The plan to create "One VA" will work like a giant version of a child's Lego set, with pieces able to snap together at many different intersections, according to John Gauss, the VA's chief information officer.
The plan will halt the development of duplicate systems, improve accountability and contain costs. And by building an agencywide system, department officials hope the architecture will improve the VA's responsiveness to its prime customer — the veteran. The architecture plan will reorganize the VA's IT operations to include:
* A new information technology board to replace the VA's CIO council. The board will include business and technical representatives from different parts of the agency.
* An IT council to review changes to the architecture plan.
* A chief architect to handle the project and report directly to Gauss.
It will bring together the VA's more than 170 hospitals and other facilities in a way that will enable all parts of the system to communicate with one another.
The VA has long been criticized for its backlog of medical and other claims, which sometimes take more than a year to process. And because the parts of the system are not connected, veterans must fill out the same forms over and over if they seek medical attention at more than one hospital.

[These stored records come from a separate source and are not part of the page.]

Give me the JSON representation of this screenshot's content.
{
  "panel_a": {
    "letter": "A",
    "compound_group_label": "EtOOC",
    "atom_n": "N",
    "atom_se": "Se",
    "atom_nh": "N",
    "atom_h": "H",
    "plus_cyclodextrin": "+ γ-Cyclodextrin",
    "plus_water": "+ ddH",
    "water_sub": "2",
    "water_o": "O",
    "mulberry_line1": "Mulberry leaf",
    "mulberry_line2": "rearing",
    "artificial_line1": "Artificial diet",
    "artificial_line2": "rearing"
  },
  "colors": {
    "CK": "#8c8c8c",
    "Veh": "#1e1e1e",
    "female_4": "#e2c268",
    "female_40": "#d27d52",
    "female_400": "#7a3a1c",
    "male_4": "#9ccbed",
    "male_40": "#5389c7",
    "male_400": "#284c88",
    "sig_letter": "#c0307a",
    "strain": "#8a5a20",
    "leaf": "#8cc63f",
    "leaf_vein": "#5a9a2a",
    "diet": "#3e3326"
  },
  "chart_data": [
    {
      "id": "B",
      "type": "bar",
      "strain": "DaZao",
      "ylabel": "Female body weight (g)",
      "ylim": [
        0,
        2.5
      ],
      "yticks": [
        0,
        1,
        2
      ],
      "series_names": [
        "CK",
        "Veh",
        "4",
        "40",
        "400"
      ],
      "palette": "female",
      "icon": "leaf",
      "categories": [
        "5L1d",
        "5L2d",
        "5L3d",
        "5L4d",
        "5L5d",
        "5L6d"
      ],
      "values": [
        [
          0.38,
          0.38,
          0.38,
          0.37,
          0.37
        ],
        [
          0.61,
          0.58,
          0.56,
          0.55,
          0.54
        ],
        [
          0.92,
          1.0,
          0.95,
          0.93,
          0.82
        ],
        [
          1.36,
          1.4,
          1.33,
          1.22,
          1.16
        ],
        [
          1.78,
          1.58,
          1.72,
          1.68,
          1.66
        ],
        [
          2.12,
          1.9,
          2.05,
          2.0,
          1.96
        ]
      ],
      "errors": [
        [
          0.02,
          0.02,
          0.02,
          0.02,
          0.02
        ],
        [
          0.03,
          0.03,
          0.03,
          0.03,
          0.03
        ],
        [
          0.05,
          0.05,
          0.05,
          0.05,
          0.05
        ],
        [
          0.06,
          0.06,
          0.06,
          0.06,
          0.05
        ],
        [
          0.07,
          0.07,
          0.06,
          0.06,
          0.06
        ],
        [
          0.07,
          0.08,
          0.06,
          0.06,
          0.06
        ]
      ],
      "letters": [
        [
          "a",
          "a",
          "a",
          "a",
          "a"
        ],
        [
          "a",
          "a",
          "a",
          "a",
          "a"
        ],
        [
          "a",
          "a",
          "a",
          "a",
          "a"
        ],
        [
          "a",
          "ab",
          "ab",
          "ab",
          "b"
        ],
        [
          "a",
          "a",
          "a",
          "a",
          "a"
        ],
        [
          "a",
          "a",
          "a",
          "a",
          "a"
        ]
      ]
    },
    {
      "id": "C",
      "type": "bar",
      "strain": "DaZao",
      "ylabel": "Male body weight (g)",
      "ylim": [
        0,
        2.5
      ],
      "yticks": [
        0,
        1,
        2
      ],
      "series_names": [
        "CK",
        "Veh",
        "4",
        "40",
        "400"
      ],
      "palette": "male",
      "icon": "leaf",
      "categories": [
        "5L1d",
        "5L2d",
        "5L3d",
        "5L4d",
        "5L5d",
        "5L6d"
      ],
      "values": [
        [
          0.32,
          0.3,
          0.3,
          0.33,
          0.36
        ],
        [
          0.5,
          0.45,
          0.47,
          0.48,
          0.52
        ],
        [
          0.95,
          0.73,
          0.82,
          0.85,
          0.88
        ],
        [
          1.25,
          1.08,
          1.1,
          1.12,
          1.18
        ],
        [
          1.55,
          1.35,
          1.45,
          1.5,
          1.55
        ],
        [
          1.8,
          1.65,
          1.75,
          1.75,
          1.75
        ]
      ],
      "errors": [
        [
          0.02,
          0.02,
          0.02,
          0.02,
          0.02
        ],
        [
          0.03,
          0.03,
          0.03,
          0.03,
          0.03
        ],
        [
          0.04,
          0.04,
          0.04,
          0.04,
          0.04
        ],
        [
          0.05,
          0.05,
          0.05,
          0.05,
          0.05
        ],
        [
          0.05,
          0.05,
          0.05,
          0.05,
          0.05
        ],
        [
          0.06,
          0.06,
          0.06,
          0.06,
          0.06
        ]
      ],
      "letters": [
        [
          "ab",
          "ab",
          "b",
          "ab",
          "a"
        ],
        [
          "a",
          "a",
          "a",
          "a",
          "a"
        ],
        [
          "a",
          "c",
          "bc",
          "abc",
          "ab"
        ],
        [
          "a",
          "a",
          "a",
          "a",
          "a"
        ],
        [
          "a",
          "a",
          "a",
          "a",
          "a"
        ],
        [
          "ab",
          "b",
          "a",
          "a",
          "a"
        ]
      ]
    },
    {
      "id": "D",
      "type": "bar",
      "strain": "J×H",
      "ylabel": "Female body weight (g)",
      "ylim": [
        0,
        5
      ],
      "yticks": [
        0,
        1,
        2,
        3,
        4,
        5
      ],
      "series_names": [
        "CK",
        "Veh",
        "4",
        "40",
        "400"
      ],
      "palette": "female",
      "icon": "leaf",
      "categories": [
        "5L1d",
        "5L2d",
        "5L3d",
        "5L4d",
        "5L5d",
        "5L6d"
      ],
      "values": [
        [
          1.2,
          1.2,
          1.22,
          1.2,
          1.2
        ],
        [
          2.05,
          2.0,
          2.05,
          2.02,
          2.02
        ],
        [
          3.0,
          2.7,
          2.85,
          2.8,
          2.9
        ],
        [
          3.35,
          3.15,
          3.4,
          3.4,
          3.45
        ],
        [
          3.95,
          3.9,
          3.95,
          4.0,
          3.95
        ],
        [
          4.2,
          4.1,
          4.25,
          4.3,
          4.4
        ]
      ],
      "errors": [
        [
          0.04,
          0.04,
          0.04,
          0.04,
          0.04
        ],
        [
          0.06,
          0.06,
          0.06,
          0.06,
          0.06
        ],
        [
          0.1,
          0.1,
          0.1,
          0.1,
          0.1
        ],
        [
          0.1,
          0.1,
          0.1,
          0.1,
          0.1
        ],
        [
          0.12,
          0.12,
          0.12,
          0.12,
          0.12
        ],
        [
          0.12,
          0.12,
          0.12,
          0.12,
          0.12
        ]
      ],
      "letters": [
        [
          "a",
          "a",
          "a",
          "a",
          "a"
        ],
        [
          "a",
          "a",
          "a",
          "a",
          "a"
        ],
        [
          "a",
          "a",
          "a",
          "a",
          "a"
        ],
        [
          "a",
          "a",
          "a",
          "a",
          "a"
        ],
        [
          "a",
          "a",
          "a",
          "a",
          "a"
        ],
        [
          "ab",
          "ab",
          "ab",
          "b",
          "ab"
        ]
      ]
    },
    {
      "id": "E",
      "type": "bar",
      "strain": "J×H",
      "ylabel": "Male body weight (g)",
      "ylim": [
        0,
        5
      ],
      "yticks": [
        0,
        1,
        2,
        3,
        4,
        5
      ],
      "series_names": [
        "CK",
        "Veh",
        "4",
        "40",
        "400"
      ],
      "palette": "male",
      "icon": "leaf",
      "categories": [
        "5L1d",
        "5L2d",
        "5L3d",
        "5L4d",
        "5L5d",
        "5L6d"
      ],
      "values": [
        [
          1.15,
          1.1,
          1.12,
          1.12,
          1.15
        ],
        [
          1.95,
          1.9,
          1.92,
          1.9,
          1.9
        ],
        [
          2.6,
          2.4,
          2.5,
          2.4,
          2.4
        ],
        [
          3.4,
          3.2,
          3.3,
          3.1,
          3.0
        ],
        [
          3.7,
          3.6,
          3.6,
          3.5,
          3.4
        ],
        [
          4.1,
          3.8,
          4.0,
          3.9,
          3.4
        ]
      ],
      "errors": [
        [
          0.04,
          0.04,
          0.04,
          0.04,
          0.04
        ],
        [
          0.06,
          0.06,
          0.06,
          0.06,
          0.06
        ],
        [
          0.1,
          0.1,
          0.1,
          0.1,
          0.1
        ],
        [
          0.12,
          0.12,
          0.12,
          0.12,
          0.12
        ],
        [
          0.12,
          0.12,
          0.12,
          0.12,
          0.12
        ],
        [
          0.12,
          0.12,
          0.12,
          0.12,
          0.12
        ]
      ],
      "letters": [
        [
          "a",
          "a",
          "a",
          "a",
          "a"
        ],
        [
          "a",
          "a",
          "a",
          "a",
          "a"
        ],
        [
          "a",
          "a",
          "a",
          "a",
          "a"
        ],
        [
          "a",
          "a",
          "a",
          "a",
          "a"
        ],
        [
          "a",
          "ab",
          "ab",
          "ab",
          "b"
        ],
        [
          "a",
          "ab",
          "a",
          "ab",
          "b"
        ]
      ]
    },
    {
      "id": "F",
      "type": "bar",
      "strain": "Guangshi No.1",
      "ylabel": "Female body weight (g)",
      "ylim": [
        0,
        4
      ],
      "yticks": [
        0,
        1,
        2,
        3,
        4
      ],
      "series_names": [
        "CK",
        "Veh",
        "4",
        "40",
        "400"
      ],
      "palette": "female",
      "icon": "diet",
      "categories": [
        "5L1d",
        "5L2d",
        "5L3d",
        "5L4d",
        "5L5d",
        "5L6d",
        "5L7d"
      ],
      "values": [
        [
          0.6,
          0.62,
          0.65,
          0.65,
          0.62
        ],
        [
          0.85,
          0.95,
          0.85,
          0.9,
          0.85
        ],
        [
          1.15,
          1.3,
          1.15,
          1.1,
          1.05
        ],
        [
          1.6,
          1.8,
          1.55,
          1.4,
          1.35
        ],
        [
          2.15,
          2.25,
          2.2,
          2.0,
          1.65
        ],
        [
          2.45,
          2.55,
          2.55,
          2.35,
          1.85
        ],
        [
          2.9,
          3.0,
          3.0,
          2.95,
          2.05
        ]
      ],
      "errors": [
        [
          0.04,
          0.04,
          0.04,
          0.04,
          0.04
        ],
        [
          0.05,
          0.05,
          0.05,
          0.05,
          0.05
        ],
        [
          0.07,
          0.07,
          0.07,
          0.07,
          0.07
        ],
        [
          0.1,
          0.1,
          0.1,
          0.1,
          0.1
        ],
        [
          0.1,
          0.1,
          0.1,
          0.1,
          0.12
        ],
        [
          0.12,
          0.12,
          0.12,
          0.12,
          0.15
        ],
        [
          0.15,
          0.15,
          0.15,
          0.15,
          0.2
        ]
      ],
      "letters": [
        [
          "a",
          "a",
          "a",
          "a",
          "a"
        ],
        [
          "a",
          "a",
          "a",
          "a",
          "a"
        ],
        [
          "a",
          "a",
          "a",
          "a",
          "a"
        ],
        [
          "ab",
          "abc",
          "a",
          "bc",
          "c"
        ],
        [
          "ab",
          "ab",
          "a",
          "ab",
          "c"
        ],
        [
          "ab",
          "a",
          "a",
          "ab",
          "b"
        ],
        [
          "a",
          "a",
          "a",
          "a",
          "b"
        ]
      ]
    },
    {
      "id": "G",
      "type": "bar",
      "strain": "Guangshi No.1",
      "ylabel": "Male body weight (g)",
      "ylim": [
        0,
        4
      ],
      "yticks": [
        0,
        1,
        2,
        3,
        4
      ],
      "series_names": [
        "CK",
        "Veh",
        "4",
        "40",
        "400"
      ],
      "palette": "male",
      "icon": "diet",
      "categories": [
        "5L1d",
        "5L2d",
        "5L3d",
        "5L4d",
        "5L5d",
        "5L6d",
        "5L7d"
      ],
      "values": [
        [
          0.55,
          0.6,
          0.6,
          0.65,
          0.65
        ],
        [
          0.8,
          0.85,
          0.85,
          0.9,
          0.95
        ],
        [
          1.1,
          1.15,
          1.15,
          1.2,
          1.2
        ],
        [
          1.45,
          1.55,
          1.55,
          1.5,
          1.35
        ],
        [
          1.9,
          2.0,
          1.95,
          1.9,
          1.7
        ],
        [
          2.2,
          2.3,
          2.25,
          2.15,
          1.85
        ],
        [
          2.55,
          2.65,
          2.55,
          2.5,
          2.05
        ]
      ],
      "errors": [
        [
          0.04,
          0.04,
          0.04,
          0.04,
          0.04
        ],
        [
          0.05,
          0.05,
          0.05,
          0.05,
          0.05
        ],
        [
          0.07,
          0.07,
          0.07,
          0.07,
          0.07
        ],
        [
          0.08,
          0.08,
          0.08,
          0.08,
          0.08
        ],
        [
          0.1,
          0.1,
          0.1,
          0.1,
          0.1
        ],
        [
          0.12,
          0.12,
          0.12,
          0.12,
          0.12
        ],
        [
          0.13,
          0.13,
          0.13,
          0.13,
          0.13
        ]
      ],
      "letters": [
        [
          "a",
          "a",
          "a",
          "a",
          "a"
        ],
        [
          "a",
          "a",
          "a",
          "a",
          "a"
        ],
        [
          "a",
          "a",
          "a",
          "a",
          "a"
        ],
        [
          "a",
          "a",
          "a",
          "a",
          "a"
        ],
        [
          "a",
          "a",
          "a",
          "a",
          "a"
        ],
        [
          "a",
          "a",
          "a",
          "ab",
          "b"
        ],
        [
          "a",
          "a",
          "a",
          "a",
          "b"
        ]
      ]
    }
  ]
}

Leon Kappelman, director of the Information Systems Research Center at the University of North Texas, led the team developing the project. He said the VA's internal complexity was transferred to the veteran, who has been faced with keeping track of his own medical records. "He had to cope with the complexity of the VA and its technological infrastructure," Kappelman said.
And like those at many other federal agencies, the VA's IT network was fragmented, "wasting a bunch of dollars by having different systems," said Roger Baker, former CIO at the Commerce Department and now executive vice president and manager of the Network and Telecommunications Business Group at CACI International Inc.
In the future, Baker said, "When someone moves from Job A to Job B at the VA, strangely enough, they won't have to learn a new network."
But the ambitious plan, developed in only three months, may disappoint many vendors because the agency does not expect to spend billions of dollars to build it. Gauss said the VA will "do the engineering before going to manufacture" and will carefully review every potential investment before approving it. "This is not leading to any huge buying opportunity out there," Gauss said, declining to estimate One VA's cost.
The pieces of the systems that work will remain intact, Gauss said, and the parts that do not fit with the rest of the system will be jettisoned.
Nevertheless, there should be plenty of work for the private sector. Gauss estimated that 60 percent of the work would be outsourced, and the VA's design could serve as a model for other federal agencies struggling to come up with their own enterprise architecture plans.
"The VA has been plagued with a number of stovepiped systems that can't talk to each other — different architectures, different standards for approaching things," said Chip Mather, senior vice president of Acquisition Solutions Inc. and a former senior Air Force procurement official. "Nirvana is One VA."
The new color-coded road map does not represent a single project, and it does not mean the legacy systems will be retired. It is not even a plan with a conclusion. Instead, the top officials at the agency have developed an open- ended design that may always be subject to change.
"This is not something that has an end," Gauss said. "We have to evolve it. We can't shut ourselves down."
The Clinger-Cohen Act of 1996 requires agencies to approach IT spending as an investment with demonstrable returns — an elusive goal for most agencies including the VA, until now. But when VA Secretary Anthony Principi took office early this year, he charged his top deputies to come up with a plan and do it quickly.